LA HABANA, Cuba.- Mis respetos para Kid Chocolate, el negrito del Cerro que puso a la Isla en mucho mapa sobre la base de un precioso juego de cintura y un preciso golpeo con ambas manos. Repito: mi admiración está con él (leyenda, pasión, gracia), pero quienes le han dado el trono del boxeo profesional cubano pasan por alto que hubo un hombre que se llamó Kid Gavilán.
Si se tratase solamente de carisma y elegancia, Gavilán tendría poco que hacer en la disputa con el ‘Chócolo’. Pero si la pulseada va de historia y resultados, si la cosa se centra en la hoja de servicios, el que suscribe no tardaría un segundo en darle el voto al memorable peso welter de los años cincuenta.
Su nombre verdadero fue Gerardo González, y en su niñez faltaron los estudios pero nunca el cajón de limpiabotas. Es por eso que un día decidió calzar los guantes, confirmando que “nadie con el estómago lleno sube a un ring para dar y coger golpes”, según reza la vieja enseñanza de Jack Dempsey.
Así, aupado por el hambre y la desesperación, puso su suerte en manos del ingenio corporal, salió a descubrir mundo —primero La Habana, luego Nueva York—, y a la vuelta del tiempo halló tesoros como el cinturón de una de las divisiones más exigentes del boxeo y su inclusión entre los 19 monstruos (Alí, Louis, Marciano, Armstrong, Willie Pepp…) que inauguraron el Hall de la Fama del Boxeo en Canastota.

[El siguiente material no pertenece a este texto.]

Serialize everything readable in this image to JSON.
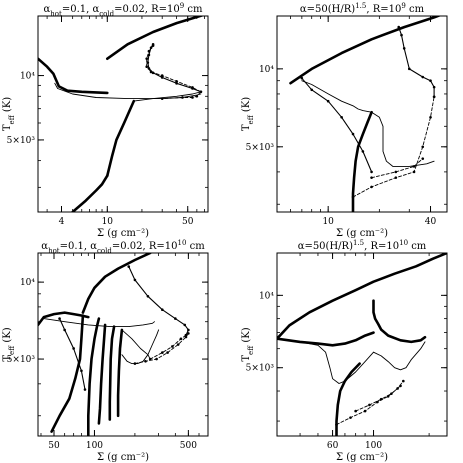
{
  "colors": {
    "ink": "#000000",
    "background": "#ffffff"
  },
  "chart_data": [
    {
      "type": "line",
      "title": "α_hot=0.1, α_cold=0.02, R=10^9 cm",
      "title_parts": {
        "a1": "α",
        "s1": "hot",
        "mid": "=0.1, α",
        "s2": "cold",
        "after": "=0.02, R=10",
        "sup": "9",
        "tail": " cm"
      },
      "xlabel": "Σ (g cm⁻²)",
      "ylabel": "T_eff (K)",
      "ylabel_parts": {
        "main": "T",
        "sub": "eff",
        "unit": " (K)"
      },
      "x_scale": "log",
      "y_scale": "log",
      "xlim": [
        2.5,
        75
      ],
      "ylim": [
        2300,
        19000
      ],
      "x_ticks": [
        4,
        10,
        50
      ],
      "x_tick_labels": [
        "4",
        "10",
        "50"
      ],
      "y_ticks": [
        5000,
        10000
      ],
      "y_tick_labels": [
        "5×10³",
        "10⁴"
      ],
      "series": [
        {
          "style": "thick",
          "x": [
            10,
            15,
            25,
            40,
            75
          ],
          "y": [
            12000,
            14000,
            16000,
            17600,
            19500
          ]
        },
        {
          "style": "thick",
          "x": [
            2.5,
            3.0,
            3.4,
            3.6,
            3.8,
            4.5,
            6,
            10
          ],
          "y": [
            12000,
            11000,
            10200,
            9500,
            8900,
            8500,
            8400,
            8300
          ]
        },
        {
          "style": "thick",
          "x": [
            10,
            11,
            12,
            14,
            17
          ],
          "y": [
            3400,
            4200,
            5000,
            6000,
            7600
          ]
        },
        {
          "style": "thick",
          "x": [
            10,
            9,
            8,
            6.5,
            5
          ],
          "y": [
            3400,
            3100,
            2900,
            2600,
            2300
          ]
        },
        {
          "style": "thin",
          "x": [
            3.5,
            3.7,
            5,
            8,
            15,
            30,
            45,
            60,
            65
          ],
          "y": [
            9200,
            8700,
            8200,
            7900,
            7800,
            7800,
            7900,
            8100,
            8200
          ]
        },
        {
          "style": "thin",
          "x": [
            17,
            25,
            40,
            55,
            65
          ],
          "y": [
            7600,
            7800,
            8000,
            8200,
            8400
          ]
        },
        {
          "style": "marked",
          "x": [
            25,
            24,
            23,
            22.5,
            23,
            25,
            30,
            40,
            55,
            65
          ],
          "y": [
            14000,
            13500,
            12500,
            11500,
            10800,
            10300,
            9800,
            9200,
            8700,
            8400
          ]
        },
        {
          "style": "dashed",
          "x": [
            25,
            23,
            22,
            22,
            24,
            30,
            40,
            55,
            65
          ],
          "y": [
            13800,
            13000,
            12000,
            11000,
            10400,
            10000,
            9400,
            8800,
            8400
          ]
        },
        {
          "style": "dashed",
          "x": [
            65,
            60,
            55,
            45,
            30
          ],
          "y": [
            8400,
            8000,
            7900,
            7900,
            7800
          ]
        }
      ]
    },
    {
      "type": "line",
      "title": "α=50(H/R)^1.5, R=10^9 cm",
      "title_parts": {
        "a1": "α=50(H/R)",
        "sup1": "1.5",
        "mid": ", R=10",
        "sup2": "9",
        "tail": " cm"
      },
      "xlabel": "Σ (g cm⁻²)",
      "ylabel": "T_eff (K)",
      "ylabel_parts": {
        "main": "T",
        "sub": "eff",
        "unit": " (K)"
      },
      "x_scale": "log",
      "y_scale": "log",
      "xlim": [
        5,
        50
      ],
      "ylim": [
        2800,
        16000
      ],
      "x_ticks": [
        10,
        40
      ],
      "x_tick_labels": [
        "10",
        "40"
      ],
      "y_ticks": [
        5000,
        10000
      ],
      "y_tick_labels": [
        "5×10³",
        "10⁴"
      ],
      "series": [
        {
          "style": "thick",
          "x": [
            6,
            8,
            12,
            18,
            28,
            42,
            50
          ],
          "y": [
            8800,
            10000,
            11500,
            13000,
            14500,
            15800,
            16500
          ]
        },
        {
          "style": "thick",
          "x": [
            14,
            14,
            14.2,
            14.5,
            15,
            16,
            17,
            18
          ],
          "y": [
            2800,
            3300,
            3800,
            4400,
            5000,
            5600,
            6200,
            6800
          ]
        },
        {
          "style": "thin",
          "x": [
            7,
            8,
            10,
            12,
            14,
            15,
            16,
            17,
            18
          ],
          "y": [
            9000,
            8700,
            8000,
            7500,
            7200,
            7000,
            6900,
            6850,
            6800
          ]
        },
        {
          "style": "thin",
          "x": [
            18,
            20,
            21,
            21,
            21,
            22,
            24,
            30,
            38,
            42
          ],
          "y": [
            6800,
            6500,
            6000,
            5500,
            4800,
            4400,
            4200,
            4200,
            4300,
            4400
          ]
        },
        {
          "style": "marked",
          "x": [
            26,
            27,
            28,
            30,
            36,
            40,
            42,
            42
          ],
          "y": [
            14500,
            13500,
            12000,
            10000,
            9300,
            9000,
            8500,
            7800
          ]
        },
        {
          "style": "marked",
          "x": [
            7,
            8,
            10,
            12,
            14,
            16,
            18
          ],
          "y": [
            9200,
            8300,
            7500,
            6500,
            5600,
            4800,
            4000
          ]
        },
        {
          "style": "dashed",
          "x": [
            14,
            18,
            25,
            32,
            36,
            40,
            42
          ],
          "y": [
            3200,
            3500,
            3800,
            4000,
            5000,
            6500,
            7800
          ]
        },
        {
          "style": "dashed",
          "x": [
            18,
            25,
            32,
            36
          ],
          "y": [
            3800,
            4000,
            4200,
            4500
          ]
        }
      ]
    },
    {
      "type": "line",
      "title": "α_hot=0.1, α_cold=0.02, R=10^10 cm",
      "title_parts": {
        "a1": "α",
        "s1": "hot",
        "mid": "=0.1, α",
        "s2": "cold",
        "after": "=0.02, R=10",
        "sup": "10",
        "tail": " cm"
      },
      "xlabel": "Σ (g cm⁻²)",
      "ylabel": "T_eff (K)",
      "ylabel_parts": {
        "main": "T",
        "sub": "eff",
        "unit": " (K)"
      },
      "x_scale": "log",
      "y_scale": "log",
      "xlim": [
        38,
        700
      ],
      "ylim": [
        2500,
        13000
      ],
      "x_ticks": [
        50,
        100,
        500
      ],
      "x_tick_labels": [
        "50",
        "100",
        "500"
      ],
      "y_ticks": [
        5000,
        10000
      ],
      "y_tick_labels": [
        "5×10³",
        "10⁴"
      ],
      "series": [
        {
          "style": "thick",
          "x": [
            82,
            90,
            100,
            120,
            150,
            200,
            260
          ],
          "y": [
            7600,
            8600,
            9500,
            10500,
            11300,
            12200,
            13000
          ]
        },
        {
          "style": "thick",
          "x": [
            38,
            42,
            50,
            60,
            70,
            80,
            90
          ],
          "y": [
            6800,
            7300,
            7500,
            7600,
            7500,
            7400,
            7300
          ]
        },
        {
          "style": "thick",
          "x": [
            82,
            80,
            78,
            72,
            65,
            55,
            48
          ],
          "y": [
            7400,
            6000,
            5000,
            4200,
            3500,
            3000,
            2600
          ]
        },
        {
          "style": "thick",
          "x": [
            90,
            90,
            91,
            92,
            95,
            100,
            105,
            108
          ],
          "y": [
            2500,
            3000,
            3500,
            4000,
            5000,
            6000,
            6800,
            7200
          ]
        },
        {
          "style": "thick",
          "x": [
            108,
            110,
            112,
            115,
            118,
            120
          ],
          "y": [
            2800,
            3200,
            4000,
            5000,
            6000,
            6800
          ]
        },
        {
          "style": "thick",
          "x": [
            130,
            130,
            131,
            132,
            135,
            140
          ],
          "y": [
            2900,
            3400,
            4000,
            5000,
            6000,
            6700
          ]
        },
        {
          "style": "thick",
          "x": [
            150,
            150,
            152,
            155,
            160
          ],
          "y": [
            3000,
            3600,
            4500,
            5500,
            6500
          ]
        },
        {
          "style": "thin",
          "x": [
            42,
            60,
            90,
            130,
            180,
            230,
            270,
            280
          ],
          "y": [
            7200,
            7000,
            6800,
            6700,
            6700,
            6800,
            6900,
            7000
          ]
        },
        {
          "style": "thin",
          "x": [
            160,
            190,
            220,
            250,
            260
          ],
          "y": [
            6500,
            6000,
            5500,
            5200,
            5000
          ]
        },
        {
          "style": "thin",
          "x": [
            160,
            175,
            190,
            210,
            230,
            250,
            270,
            290,
            300
          ],
          "y": [
            5200,
            4900,
            4800,
            4800,
            4900,
            5200,
            5700,
            6200,
            6500
          ]
        },
        {
          "style": "marked",
          "x": [
            180,
            200,
            250,
            320,
            400,
            470,
            500,
            480
          ],
          "y": [
            11500,
            10200,
            8800,
            7800,
            7200,
            6800,
            6500,
            6200
          ]
        },
        {
          "style": "marked",
          "x": [
            55,
            60,
            70,
            80,
            85
          ],
          "y": [
            7200,
            6500,
            5500,
            4500,
            3800
          ]
        },
        {
          "style": "dashed",
          "x": [
            200,
            240,
            290,
            350,
            420,
            480,
            500
          ],
          "y": [
            4800,
            4900,
            5000,
            5300,
            5700,
            6100,
            6300
          ]
        },
        {
          "style": "dashed",
          "x": [
            260,
            320,
            380,
            440,
            480
          ],
          "y": [
            5000,
            5300,
            5600,
            6000,
            6200
          ]
        }
      ]
    },
    {
      "type": "line",
      "title": "α=50(H/R)^1.5, R=10^10 cm",
      "title_parts": {
        "a1": "α=50(H/R)",
        "sup1": "1.5",
        "mid": ", R=10",
        "sup2": "10",
        "tail": " cm"
      },
      "xlabel": "Σ (g cm⁻²)",
      "ylabel": "T_eff (K)",
      "ylabel_parts": {
        "main": "T",
        "sub": "eff",
        "unit": " (K)"
      },
      "x_scale": "log",
      "y_scale": "log",
      "xlim": [
        30,
        250
      ],
      "ylim": [
        2600,
        15000
      ],
      "x_ticks": [
        60,
        100
      ],
      "x_tick_labels": [
        "60",
        "100"
      ],
      "y_ticks": [
        5000,
        10000
      ],
      "y_tick_labels": [
        "5×10³",
        "10⁴"
      ],
      "series": [
        {
          "style": "thick",
          "x": [
            30,
            35,
            45,
            60,
            80,
            100,
            130,
            170,
            210,
            250
          ],
          "y": [
            6600,
            7500,
            8500,
            9500,
            10500,
            11400,
            12300,
            13200,
            14200,
            15000
          ]
        },
        {
          "style": "thick",
          "x": [
            30,
            40,
            50,
            60,
            70,
            80,
            90,
            100
          ],
          "y": [
            6600,
            6400,
            6300,
            6200,
            6300,
            6500,
            6800,
            7000
          ]
        },
        {
          "style": "thick",
          "x": [
            100,
            100,
            102,
            106,
            110,
            120,
            140,
            160,
            180,
            190
          ],
          "y": [
            9500,
            8500,
            8000,
            7600,
            7200,
            6800,
            6500,
            6400,
            6500,
            6700
          ]
        },
        {
          "style": "thick",
          "x": [
            63,
            63,
            64,
            66,
            70,
            76,
            84
          ],
          "y": [
            2600,
            3000,
            3500,
            4000,
            4400,
            4800,
            5200
          ]
        },
        {
          "style": "thin",
          "x": [
            40,
            50,
            55,
            58,
            60,
            65,
            70,
            80,
            90,
            100
          ],
          "y": [
            6400,
            6200,
            5800,
            5000,
            4500,
            4300,
            4400,
            4800,
            5300,
            5800
          ]
        },
        {
          "style": "thin",
          "x": [
            100,
            110,
            120,
            130,
            140,
            150,
            160,
            180,
            190
          ],
          "y": [
            5800,
            5600,
            5300,
            5000,
            4900,
            5000,
            5400,
            6000,
            6400
          ]
        },
        {
          "style": "dashed",
          "x": [
            63,
            75,
            90,
            105,
            120,
            135,
            145
          ],
          "y": [
            2900,
            3100,
            3300,
            3600,
            3800,
            4100,
            4400
          ]
        },
        {
          "style": "dashed",
          "x": [
            80,
            95,
            110,
            125,
            140
          ],
          "y": [
            3300,
            3500,
            3700,
            3900,
            4200
          ]
        }
      ]
    }
  ]
}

En la biografía que le escribí, próxima a ver la luz bajo el sello de la Editorial Unos & Otros de Miami, intento resumir su carrera con un párrafo:
“El bravo peleador de Palo Seco no fue un estilista depurado ni tampoco un fajador sin brújula y destino. No poseyó el instinto asombroso de Tunero, el glamour de Chocolate, los pícaros recursos de Black Bill o el punch seco y tajante de Charol. Nada de eso. Gavilán alcanzó la eternidad mediante un día a día de perfeccionamiento de sus cualidades atléticas: la armonía de todas sus virtudes —desarrolladas a tope— lo plantó en el sendero de la gloria”.

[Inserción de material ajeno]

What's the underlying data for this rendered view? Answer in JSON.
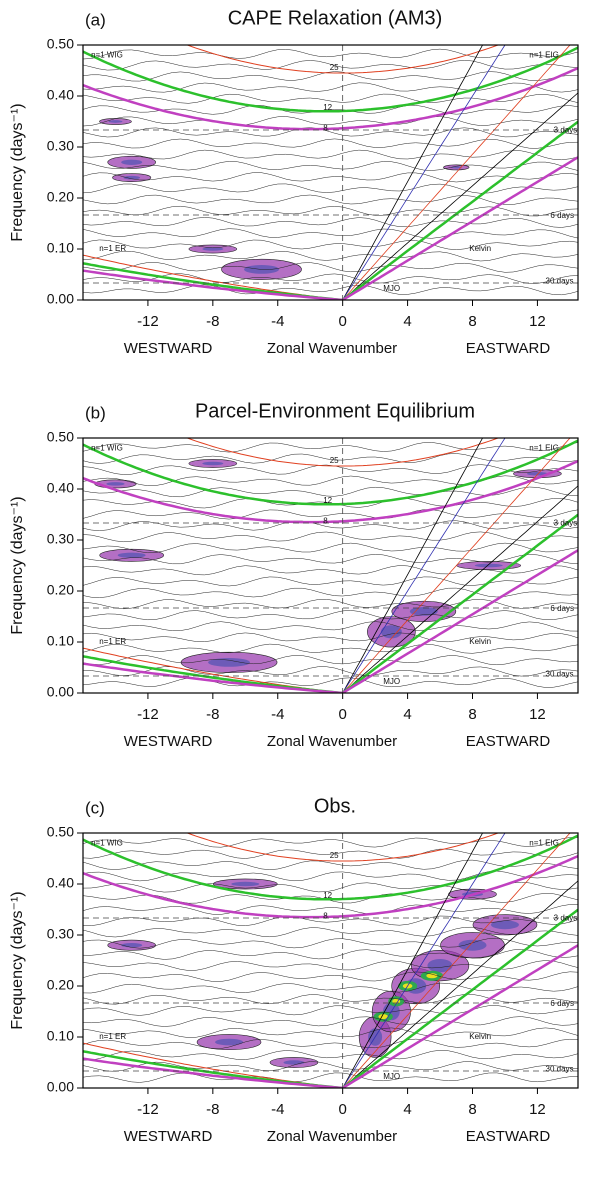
{
  "chart_data": [
    {
      "type": "contour",
      "panel_label": "(a)",
      "title": "CAPE Relaxation  (AM3)",
      "x_label": "Zonal Wavenumber",
      "west_label": "WESTWARD",
      "east_label": "EASTWARD",
      "y_label": "Frequency (days⁻¹)",
      "xlim": [
        -16,
        14.5
      ],
      "ylim": [
        0,
        0.5
      ],
      "xticks": [
        -12,
        -8,
        -4,
        0,
        4,
        8,
        12
      ],
      "yticks": [
        {
          "value": 0,
          "label": "0.00"
        },
        {
          "value": 0.1,
          "label": "0.10"
        },
        {
          "value": 0.2,
          "label": "0.20"
        },
        {
          "value": 0.3,
          "label": "0.30"
        },
        {
          "value": 0.4,
          "label": "0.40"
        },
        {
          "value": 0.5,
          "label": "0.50"
        }
      ],
      "annotations": [
        "n=1 WIG",
        "n=1 EIG",
        "3 days",
        "6 days",
        "30 days",
        "n=1 ER",
        "Kelvin",
        "MJO",
        "25",
        "12",
        "8"
      ]
    },
    {
      "type": "contour",
      "panel_label": "(b)",
      "title": "Parcel-Environment Equilibrium",
      "x_label": "Zonal Wavenumber",
      "west_label": "WESTWARD",
      "east_label": "EASTWARD",
      "y_label": "Frequency (days⁻¹)",
      "xlim": [
        -16,
        14.5
      ],
      "ylim": [
        0,
        0.5
      ],
      "xticks": [
        -12,
        -8,
        -4,
        0,
        4,
        8,
        12
      ],
      "yticks": [
        {
          "value": 0,
          "label": "0.00"
        },
        {
          "value": 0.1,
          "label": "0.10"
        },
        {
          "value": 0.2,
          "label": "0.20"
        },
        {
          "value": 0.3,
          "label": "0.30"
        },
        {
          "value": 0.4,
          "label": "0.40"
        },
        {
          "value": 0.5,
          "label": "0.50"
        }
      ],
      "annotations": [
        "n=1 WIG",
        "n=1 EIG",
        "3 days",
        "6 days",
        "30 days",
        "n=1 ER",
        "Kelvin",
        "MJO",
        "25",
        "12",
        "8"
      ]
    },
    {
      "type": "contour",
      "panel_label": "(c)",
      "title": "Obs.",
      "x_label": "Zonal Wavenumber",
      "west_label": "WESTWARD",
      "east_label": "EASTWARD",
      "y_label": "Frequency (days⁻¹)",
      "xlim": [
        -16,
        14.5
      ],
      "ylim": [
        0,
        0.5
      ],
      "xticks": [
        -12,
        -8,
        -4,
        0,
        4,
        8,
        12
      ],
      "yticks": [
        {
          "value": 0,
          "label": "0.00"
        },
        {
          "value": 0.1,
          "label": "0.10"
        },
        {
          "value": 0.2,
          "label": "0.20"
        },
        {
          "value": 0.3,
          "label": "0.30"
        },
        {
          "value": 0.4,
          "label": "0.40"
        },
        {
          "value": 0.5,
          "label": "0.50"
        }
      ],
      "annotations": [
        "n=1 WIG",
        "n=1 EIG",
        "3 days",
        "6 days",
        "30 days",
        "n=1 ER",
        "Kelvin",
        "MJO",
        "25",
        "12",
        "8"
      ]
    }
  ]
}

En una época dorada del boxeo, Gavilán llegó a ser de lo mejor libra por libra. No pegaba muy fuerte, pero aprendió a sacarle el máximo rendimiento al hierro de sus puños. Gozó de una velocidad irresistible, un valor sin ocasos y una quijada de granito que solo lo llevó tres veces a la lona y jamás permitió que lo noquearan. Ni siquiera lo pudo hacer Ray ‘Sugar’ Robinson, el inmortal, el único, el más grande, “la más perfecta conciliación del arte y la ciencia” de acuerdo con Cortázar.
Tipo enorme, el cubano se cansó de imponer récords de entrada a las arenas, fue el primer pugilista en pelear con zapatillas blancas, sedujo a las tribunas con un golpe extravagante (el ‘bolo punch’), realizó siete defensas exitosas de su cetro, y su imperio no resultó más dilatado porque la mafia decidió destronarlo en un tristemente célebre combate en Filadelfia.
Algunos lo acusaron de poses prepotentes; otros le criticaron su amistad con Fulgencio Batista e hicieron mofa de aquel afán estéril por convertirse en bailarín. Encaramado al lomo de la fama, Gavilán entrenó duro y fiestó más duro aún, y en esos lances dilapidó el dinero conseguido en los recios compases del tinglado. El triunfo de la revolución lo sorprendió lleno de deudas, y unos años después emigró a los Estados Unidos, que lo vieron morir en 2003.
“Gavilán era una paradoja”, sostuvo Enrique Encinosa en un texto indispensable. Y sí, es verdad. Pero acaso no más que nosotros.